Je suis monté sur l'escabeau et Clarisse s'est mise à me tendre les paquets de couches plus de douceur plus de bonheur pour des bébés au cul doré, pour que je les range sur l'étagère.

- En vrai, je n'aurais jamais osé porter un pantalon avec un Buzz l'Éclair sur la fesse, mais je n'ai pas pu m'empêcher de me dire que ça t'allait vraiment bien.

Je n'ai pas osé lui dire que j'avais juste oublié de me changer en sortant de mon lit. Je me suis mis à remuer mon postérieur dans sa direction. Accentuant bien comme il faut mes mouvements de bassin.

- Le coup du Buzz l'Éclair, je le fais à chaque fois pour voir qui matte mes jolies petites fesses.

Clarisse a ri.

- Tu devrais en coudre sur tous tes pantalons alors, ça ferait tomber les filles.

- Et les gars, ai-je ajouté en continuant de faire danser mon train arrière.

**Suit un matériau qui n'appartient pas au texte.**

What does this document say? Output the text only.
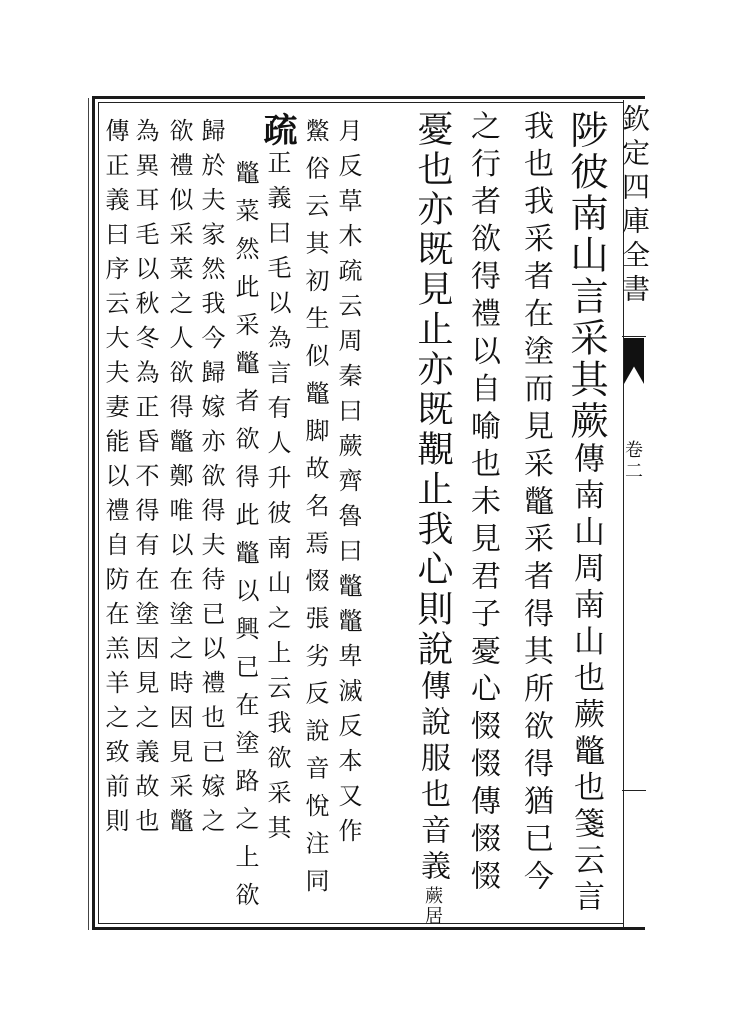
欽定四庫全書
卷二
陟彼南山言采其蕨傳南山周南山也蕨鼈也箋云言
我也我采者在塗而見采鼈采者得其所欲得猶已今
之行者欲得禮以自喻也未見君子憂心惙惙傳惙惙
憂也亦既見止亦既覯止我心則說傳說服也音義蕨居
月反草木疏云周秦曰蕨齊魯曰鼈鼈卑滅反本又作
鱉俗云其初生似鼈脚故名焉惙張劣反說音悅注同
疏正義曰毛以為言有人升彼南山之上云我欲采其
鼈菜然此采鼈者欲得此鼈以興已在塗路之上欲
歸於夫家然我今歸嫁亦欲得夫待已以禮也已嫁之
欲禮似采菜之人欲得鼈鄭唯以在塗之時因見采鼈
為異耳毛以秋冬為正昏不得有在塗因見之義故也
傳正義曰序云大夫妻能以禮自防在羔羊之致前則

Ma collègue l'a frappé avec un paquet de couches. Ça les a de suite calmées. J'ai poussé un petit cri.

- C'est qu'il ne perd pas le nord cet Anatole. Mais effectivement, personne ne résiste vraiment à un Buzz l'Éclair.

- Surtout quand il est porté par un canon de beauté comme moi.

- Ouais, mais apprends d'abord à ranger comme il faut des couches avant de te lancer dans la drague, t'as foutu tous les paquets à l'envers.

J'ai soupiré, effectivement, tout était retourné. Anatole et la malédiction de la maladresse avaient encore frappé.

En fin de matinée, alors que j'étais en train de rentrer chez moi, j'ai reçu un message de Léontine : « On mange en ville ce soir. Viens, tu ne le regretteras pas ».

« Sa marche. On va ou ? », ai-je répondu. « Surprise ! ». Ah, bon, génial, super. J'étais ravi.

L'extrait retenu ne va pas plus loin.